Now if someone wants to get a little outrageous, there are lots of options on the table. A portrait sitting with me, in studio or at your swank pad, the full kit, lights, backdrops, assistant, film or digital…Pet Photos are A-OK! Want me to snatch a lollipop away from your baby? Fine by me! Who needs jill-whatshername! Its all ON. Just give till it hurts:) Think about my pain running 40 miles a week folks…

So this is how we do it:

Go to this page and this is what you see:
picture-1

now enjoy feeling good.

50×50

June 4th, 2009 § 0

…Well…I did not get in to the NYC Marathon via the Lottery…where was that little puke “lil bit O’ luck when I needed him? Off working his combover for the NYS lottery I guess…

Soooo…the alternative is to wait until next year when I know I will get in because of the 9+1 entry system that I am 3 races away from completing. Or charities. The official NYC Marathon charity is Team For Kids-dedicated to alleviating childhood obesity by providing funds for access to physical education for those with little or no access.

I grew up with good schools, we had phys-ed, outdoors summer and winter! While I was not a jock by any stretch, I was a band geek, we had a great music program too, I do have a very detailed memory of wanting to die the first time we had to run four laps of the 400m oval. Plus our school had a long history of various all-school athletic challenges, one being the Harrier, I believe a 5k run through the streets. At least a great way to get out of class…

But I watched more than my share of TV, was addicted to Pepsi, and chocolate milk, but somehow managed to avoid what is called an epidemic now, childhood obesity. I believe genetics played the major role, but also our family eating habits were pretty conventional, meat and two veg as they say, and kids were allowed to go places on their own riding bikes, walking, running. I do not remember being strapped into anything resembling a car seat or stroller, perhaps I would not remember this anyway. It seems we shepherd our children everywhere now, from cars to strollers to buses. And just looking at my own lifestyle, the amount of time spent in front of a screen, I fear that our future is some version of Wall-E.

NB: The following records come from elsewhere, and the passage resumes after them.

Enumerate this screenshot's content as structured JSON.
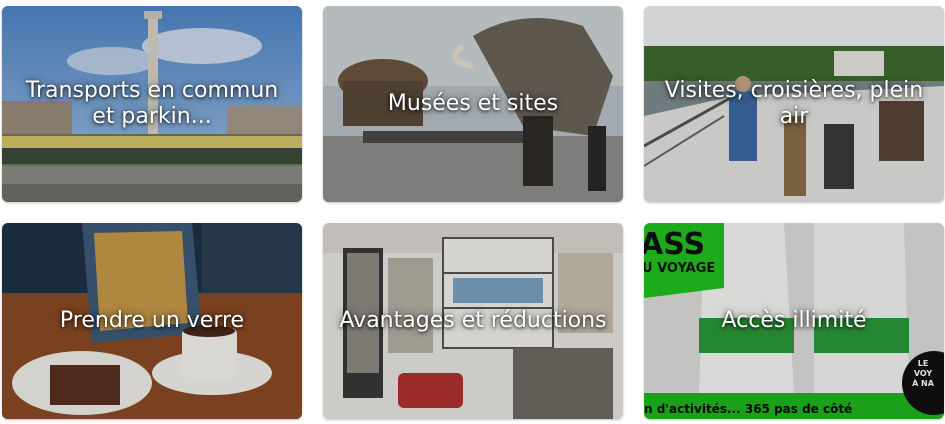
{
  "tiles": [
    {
      "label": "Transports en commun et parkin..."
    },
    {
      "label": "Musées et sites"
    },
    {
      "label": "Visites, croisières, plein air"
    },
    {
      "label": "Prendre un verre"
    },
    {
      "label": "Avantages et réductions"
    },
    {
      "label": "Accès illimité"
    }
  ],
  "pass_banner": {
    "word1": "ASS",
    "word2": "U VOYAGE",
    "footer": "n d'activités... 365 pas de côté",
    "badge": [
      "LE",
      "VOY",
      "À NA"
    ]
  }
}
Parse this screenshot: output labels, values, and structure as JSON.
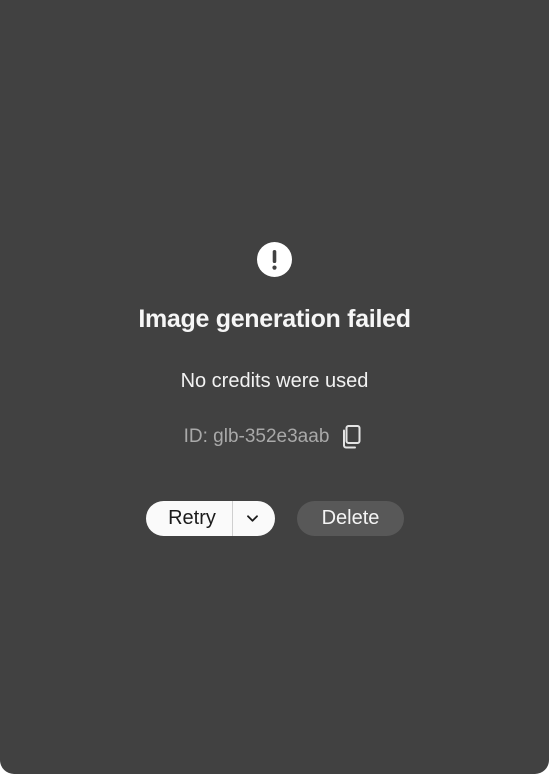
{
  "error": {
    "icon": "exclamation-circle-icon",
    "title": "Image generation failed",
    "subtitle": "No credits were used",
    "id_label": "ID: glb-352e3aab"
  },
  "actions": {
    "retry_label": "Retry",
    "retry_menu_icon": "chevron-down-icon",
    "delete_label": "Delete",
    "copy_icon": "copy-icon"
  },
  "colors": {
    "card_background": "#414141",
    "primary_button": "#fafafa",
    "secondary_button": "#585858",
    "muted_text": "#a9a9a9"
  }
}
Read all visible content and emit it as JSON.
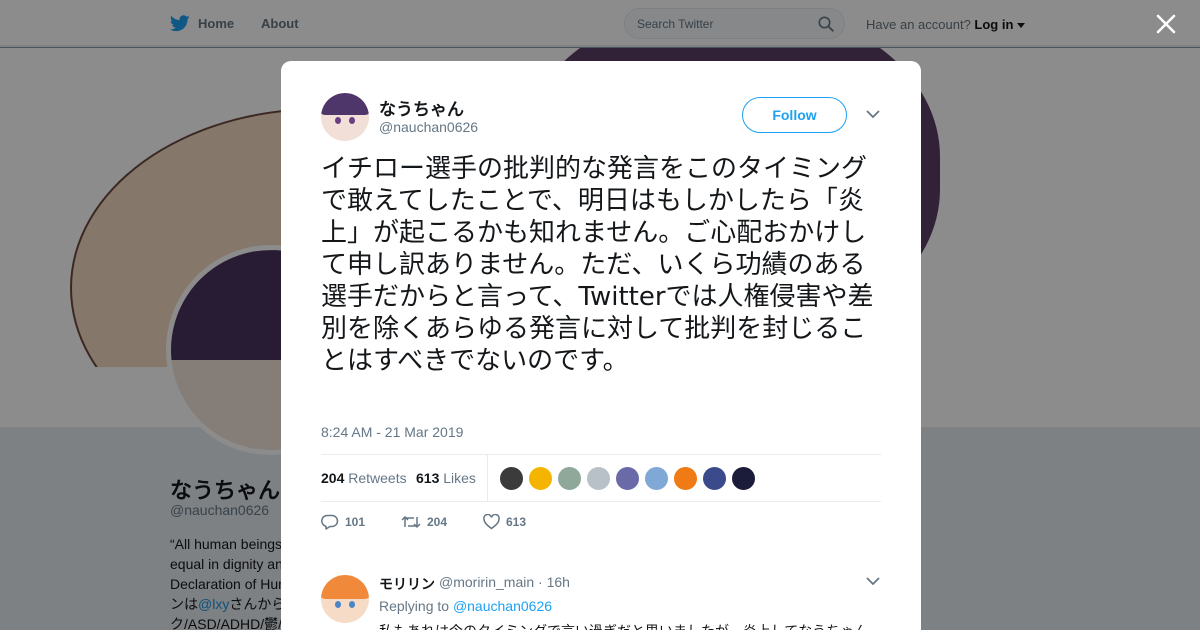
{
  "nav": {
    "home_label": "Home",
    "about_label": "About",
    "search_placeholder": "Search Twitter",
    "have_account": "Have an account?",
    "login_label": "Log in"
  },
  "background_profile": {
    "name": "なうちゃん",
    "handle": "@nauchan0626",
    "bio_lines": [
      "“All human beings",
      "equal in dignity an",
      "Declaration of Hum",
      "ンは",
      "@lxy",
      "さんから",
      "ク/ASD/ADHD/鬱/"
    ]
  },
  "tweet": {
    "author_name": "なうちゃん",
    "author_handle": "@nauchan0626",
    "follow_label": "Follow",
    "text": "イチロー選手の批判的な発言をこのタイミングで敢えてしたことで、明日はもしかしたら「炎上」が起こるかも知れません。ご心配おかけして申し訳ありません。ただ、いくら功績のある選手だからと言って、Twitterでは人権侵害や差別を除くあらゆる発言に対して批判を封じることはすべきでないのです。",
    "timestamp": "8:24 AM - 21 Mar 2019",
    "retweets_count": "204",
    "retweets_label": "Retweets",
    "likes_count": "613",
    "likes_label": "Likes",
    "reply_count": "101",
    "retweet_action_count": "204",
    "like_action_count": "613",
    "liker_avatar_colors": [
      "#3b3b3b",
      "#f5b400",
      "#8fa89a",
      "#b8c0c8",
      "#6a6aa8",
      "#7fa8d6",
      "#f07a14",
      "#3b4a8a",
      "#1b1b3a"
    ]
  },
  "reply": {
    "name": "モリリン",
    "handle": "@moririn_main",
    "time": "· 16h",
    "replying_prefix": "Replying to",
    "replying_to": "@nauchan0626",
    "text": "私もあれは今のタイミングで言い過ぎだと思いましたが、炎上してなうちゃん"
  },
  "colors": {
    "accent": "#1da1f2",
    "twitter_blue": "#1da1f2",
    "muted_text": "#657786"
  }
}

Sooo…floating a balloon here folks, I can register for RunForKids but I must commit to raising a minimum of 2500 smackeroos for them. Taking a page from Jen Bekman’s outrageously successful 20×200, I thought, why not do a print sale for RunForKids-50×50? I will produce a print (50 prints x 50$ea) and take donations via Paypal towards the charity. I’m not taking anything for the prints or the shipping costs, this is 100% charity. I have not done the research yet, perhaps RFK has it’s own payment system, however it gets done, ya’ll will get a print from me, have the pleasure of hearing me complain about training in the heat of August, and know that the money raised is going to make sure the ‘kids are alright.

Does this have legs?

A year running

June 1st, 2009 § 2

Thursday will be my anniversary of one year as “a runner.”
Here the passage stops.